A Manufactured Home is a Poor Investment Because They Depreciate – Right? – – Wrong!

Today, homeownership is frequently cited as an example of attaining the American Dream. It is a symbol of financial success and independence, and it means an ability to control one’s own dwelling place instead of the whims of a landlord.

For many, the realization of that unique element of the American Dream is becoming elusive in the traditional sense (site-built homes), as the affordability gap continues to widen between hardworking low and middle-income families and those in the upper range of wage earners.

There is a form of housing that bridges that affordability gap and is “everything a home should be” – today’s modern manufactured home – which is generally equal, and often superior in every respect to a traditional site-built home and will have a cost up to 50% less than a comparably sized custom home constructed on-site.

Unfortunately, many potential home buyers never consider manufactured homes for purchase because of the preconceived notion passed down from generation to generation  that the “mobile homes” of long ago are like automobiles: “They depreciate.”
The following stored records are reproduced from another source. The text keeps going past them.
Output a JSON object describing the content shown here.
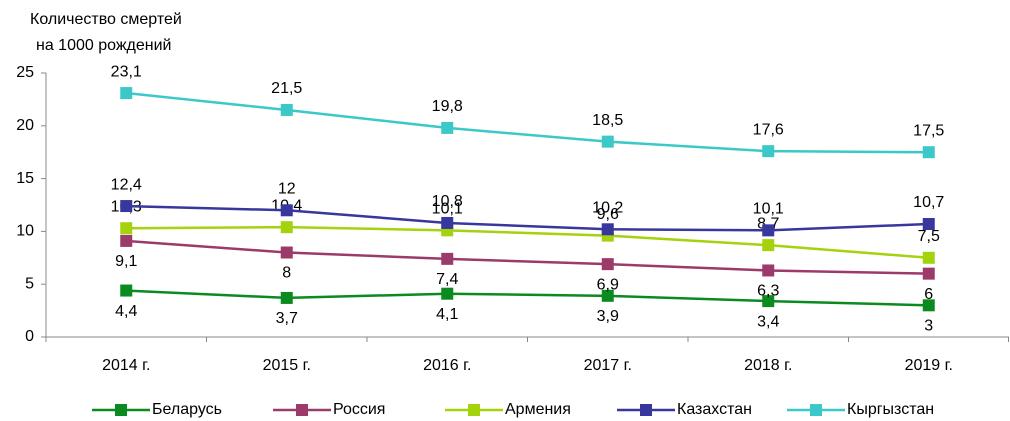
{
  "chart_data": {
    "type": "line",
    "y_label": [
      "Количество смертей",
      "на 1000 рождений"
    ],
    "categories": [
      "2014 г.",
      "2015 г.",
      "2016 г.",
      "2017 г.",
      "2018 г.",
      "2019 г."
    ],
    "ylim": [
      0,
      25
    ],
    "yticks": [
      0,
      5,
      10,
      15,
      20,
      25
    ],
    "grid": false,
    "legend": "bottom",
    "series": [
      {
        "name": "Беларусь",
        "color": "#0b8a1f",
        "label_position": "below",
        "values": [
          4.4,
          3.7,
          4.1,
          3.9,
          3.4,
          3
        ],
        "value_labels": [
          "4,4",
          "3,7",
          "4,1",
          "3,9",
          "3,4",
          "3"
        ]
      },
      {
        "name": "Россия",
        "color": "#9c3a6a",
        "label_position": "below",
        "values": [
          9.1,
          8,
          7.4,
          6.9,
          6.3,
          6
        ],
        "value_labels": [
          "9,1",
          "8",
          "7,4",
          "6,9",
          "6,3",
          "6"
        ]
      },
      {
        "name": "Армения",
        "color": "#a4d20c",
        "label_position": "above",
        "values": [
          10.3,
          10.4,
          10.1,
          9.6,
          8.7,
          7.5
        ],
        "value_labels": [
          "10,3",
          "10,4",
          "10,1",
          "9,6",
          "8,7",
          "7,5"
        ]
      },
      {
        "name": "Казахстан",
        "color": "#37379e",
        "label_position": "above",
        "values": [
          12.4,
          12,
          10.8,
          10.2,
          10.1,
          10.7
        ],
        "value_labels": [
          "12,4",
          "12",
          "10,8",
          "10,2",
          "10,1",
          "10,7"
        ]
      },
      {
        "name": "Кыргызстан",
        "color": "#3cc8c8",
        "label_position": "above",
        "values": [
          23.1,
          21.5,
          19.8,
          18.5,
          17.6,
          17.5
        ],
        "value_labels": [
          "23,1",
          "21,5",
          "19,8",
          "18,5",
          "17,6",
          "17,5"
        ]
      }
    ]
  }
}
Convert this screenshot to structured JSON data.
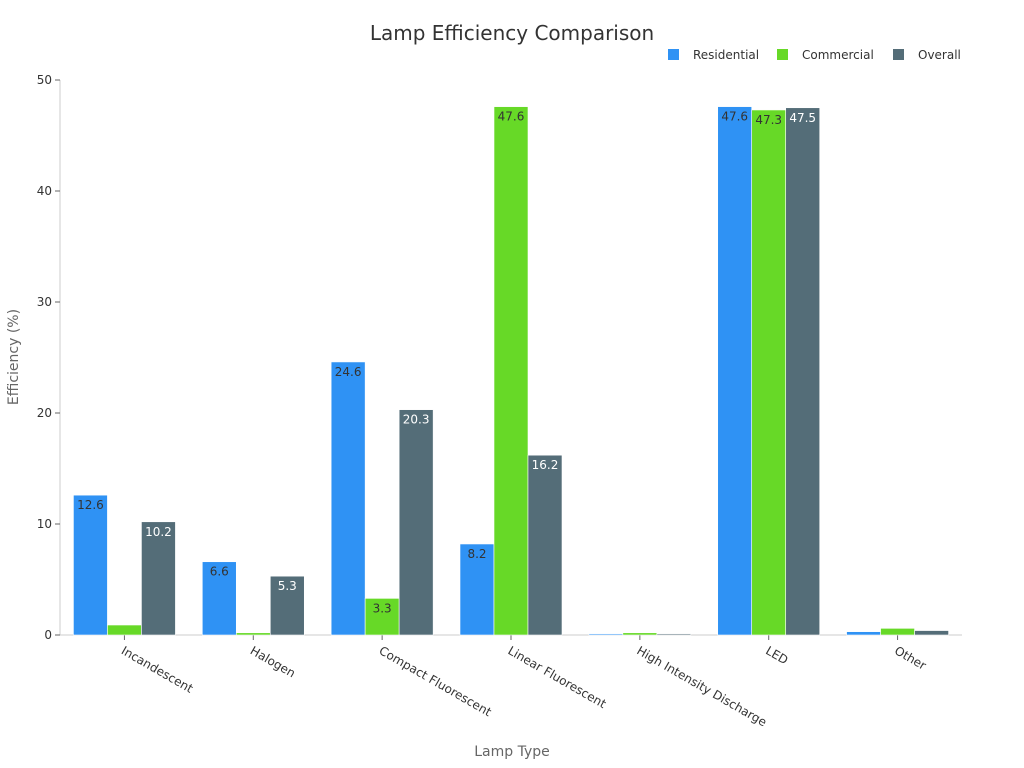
{
  "chart_data": {
    "type": "bar",
    "title": "Lamp Efficiency Comparison",
    "xlabel": "Lamp Type",
    "ylabel": "Efficiency (%)",
    "ylim": [
      0,
      50
    ],
    "yticks": [
      0,
      10,
      20,
      30,
      40,
      50
    ],
    "grid": false,
    "legend_position": "top-right",
    "categories": [
      "Incandescent",
      "Halogen",
      "Compact Fluorescent",
      "Linear Fluorescent",
      "High Intensity Discharge",
      "LED",
      "Other"
    ],
    "series": [
      {
        "name": "Residential",
        "color": "#2f92f4",
        "values": [
          12.6,
          6.6,
          24.6,
          8.2,
          0.1,
          47.6,
          0.3
        ],
        "labels": [
          "12.6",
          "6.6",
          "24.6",
          "8.2",
          "",
          "47.6",
          ""
        ]
      },
      {
        "name": "Commercial",
        "color": "#67d927",
        "values": [
          0.9,
          0.2,
          3.3,
          47.6,
          0.2,
          47.3,
          0.6
        ],
        "labels": [
          "",
          "",
          "3.3",
          "47.6",
          "",
          "47.3",
          ""
        ]
      },
      {
        "name": "Overall",
        "color": "#546d78",
        "values": [
          10.2,
          5.3,
          20.3,
          16.2,
          0.1,
          47.5,
          0.4
        ],
        "labels": [
          "10.2",
          "5.3",
          "20.3",
          "16.2",
          "",
          "47.5",
          ""
        ]
      }
    ]
  }
}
The lingering myth and the lack of quality affordable site-built housing across the country have prevented many from realizing the uniquely American dream of homeownership. Recent data has challenged that age-old notion that manufactured homes don’t appreciate in value.



A report from The Urban Insitute, a Washington, DC-based think tank, examined data released in August 2018 by the Federal Housing Agency. The home price index for manufactured homes featured an average appreciation growth rate of 3.4%, versus 3.8% for traditional site-built homes.

The statistical study indicated manufactured homes placed upon and attached to real property with loans guaranteed by Fannie Mae and Freddie Mac, but still revealing. It is a strong indication that manufactured homes may be a somewhat overlooked worthwhile investment.

Although there are limits to what the data can tell us, the index suggests a need to re-evaluate the presumption that manufactured homes do not appreciate in value at the same rate as site-built homes,” The Urban Institute researchers wrote.



The return on your manufactured home investment is determined by the same factors as a traditional site-built home, however, location is probably the most influencing consideration in determining the amount of return on that investment.

The manufactured home appreciation trend is not always easy to see, because manufactured housing is more popular in parts of the country where the overall recovery from the housing crisis has been less robust. For instance, appreciation in California has been 9.43 percent compared with a national average of 5.87 percent.

In comparison, the top five manufactured home states — Alabama, Florida, Louisiana, Nort Carolina, and Texas–which have accounted for 41 percent of the manufactured housing market since 2011, have average price appreciation below the national level, according to the FHFA indexes.

The Urban Institute report summation states, “Manufactured housing is under-represented in center cities, which have experienced the most rapid home price appreciation, and over-represented in outer suburbs and non-metropolitan areas. There are few manufactured homes in downtown San Francisco or Manhattan.” 

“Accordingly, our comparison disadvantages manufactured homes versus a measure in which we compare properties in the same area.”

This data suggests that long-held beliefs that manufactured homes don’t increase is a falsehood –and that could have major implications in the push for increased affordable housing nationwide.